Fees associated with annuities can be significantly higher than other investment accounts and policyholders may pay commission fees, benefit rider fees, and more. Similar to a 401(k) annuities have early withdrawal fees but unlike 401(k)s, annuities have no contribution limit and many people purchase them after maxing out their 401(k) contribution.
A mutual fund is a type of security comprised of money collected from many investors to invest in stocks, bonds, money markets, and other assets. Professional money managers operate mutual funds with a goal of producing capital gains or income for investors.
Similar to a variable annuity, a mutual fund also uses pools of money to invest in a variety of stocks, bonds, or cash. Mutual funds holders are taxed for dividends and are subject to capital gains whenever a position is sold, whereas annuities offer a form of protection because dividends issued within sub-accounts are not taxed.
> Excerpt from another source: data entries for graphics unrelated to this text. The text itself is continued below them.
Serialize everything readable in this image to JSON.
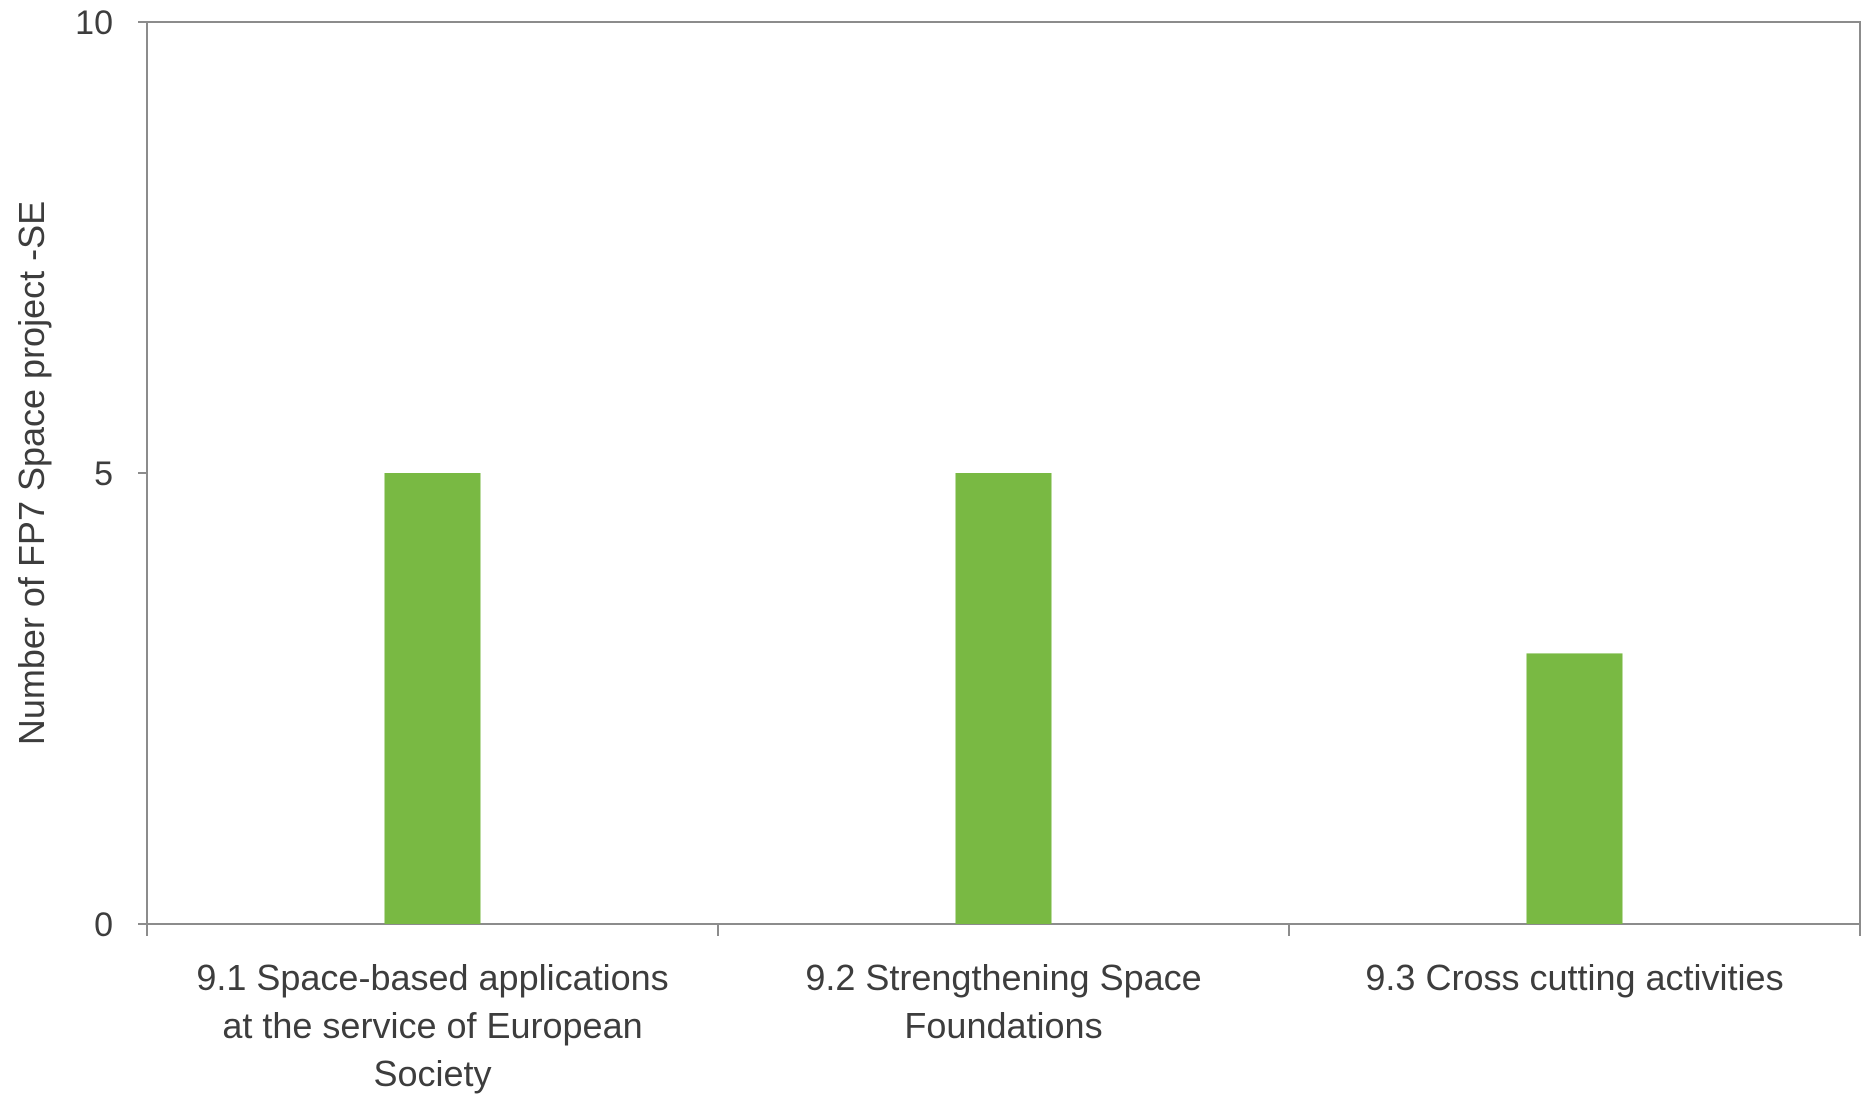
{
  "chart_data": {
    "type": "bar",
    "categories": [
      [
        "9.1 Space-based applications",
        "at the service of European",
        "Society"
      ],
      [
        "9.2 Strengthening Space",
        "Foundations"
      ],
      [
        "9.3 Cross cutting activities"
      ]
    ],
    "values": [
      5,
      5,
      3
    ],
    "ylabel": "Number of FP7 Space project -SE",
    "xlabel": "",
    "ylim": [
      0,
      10
    ],
    "yticks": [
      "0",
      "5",
      "10"
    ],
    "grid": false,
    "bar_color": "#79b943",
    "axis_color": "#8c8c8c"
  }
}
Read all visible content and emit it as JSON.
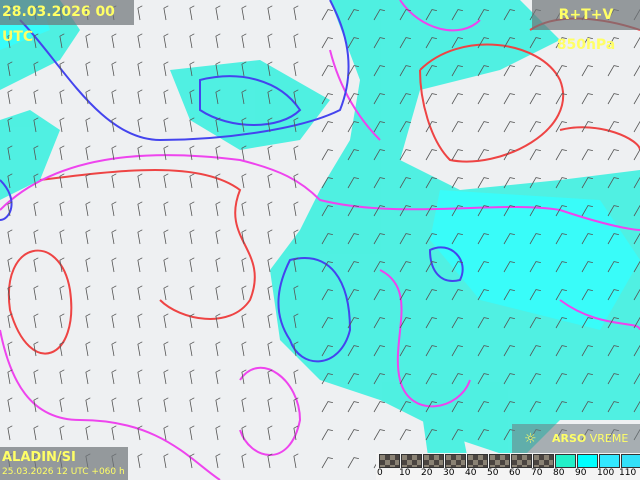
{
  "header": {
    "valid_time": "28.03.2026 00 UTC",
    "parameter": "R+T+V 850hPa"
  },
  "footer": {
    "model": "ALADIN/SI",
    "run_info": "25.03.2026 12 UTC +060 h"
  },
  "logo": {
    "brand": "ARSO",
    "product": "VREME",
    "icon": "sun-icon"
  },
  "legend": {
    "ticks": [
      "0",
      "10",
      "20",
      "30",
      "40",
      "50",
      "60",
      "70",
      "80",
      "90",
      "100",
      "110"
    ],
    "colors": [
      "checker",
      "checker",
      "checker",
      "checker",
      "checker",
      "checker",
      "checker",
      "checker",
      "#22f0c8",
      "#00ffff",
      "#33e8ff",
      "#33e0f8"
    ]
  },
  "colors": {
    "humidity_fill": "#3ef0e0",
    "isotherm_warm": "#ee4444",
    "isotherm_zero": "#ee44ee",
    "isotherm_cold": "#4444ee"
  }
}
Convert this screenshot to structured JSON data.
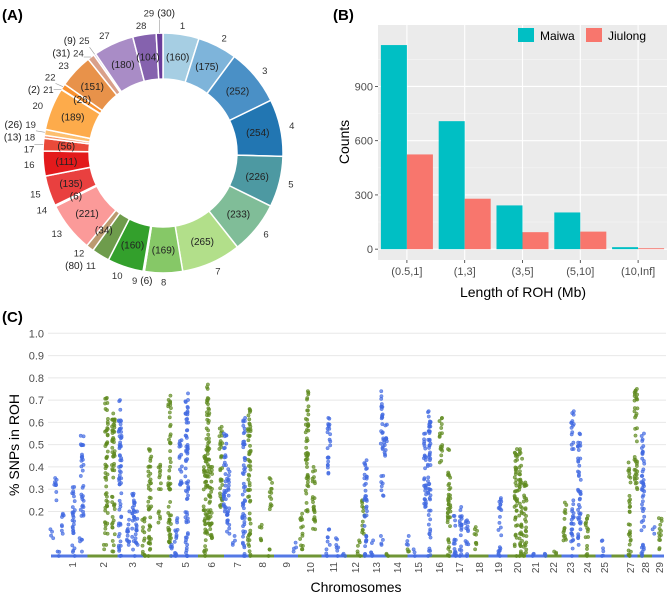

Unlike annuities, which are regulated by state insurance commissioners, mutual funds are regulated through the Securities and Exchange Commission (SEC) and must provide transparency, liquidity, safety, and an audited track record.
Consider Investing Help From a Professional
401(k)s, annuities, and mutual funds are all part of a solid investment strategy and each can have a place in securing your financial future. Enlist the help of a professional financial advisor to understand the important differences between the three and create a financial plan that will carry you through retirement.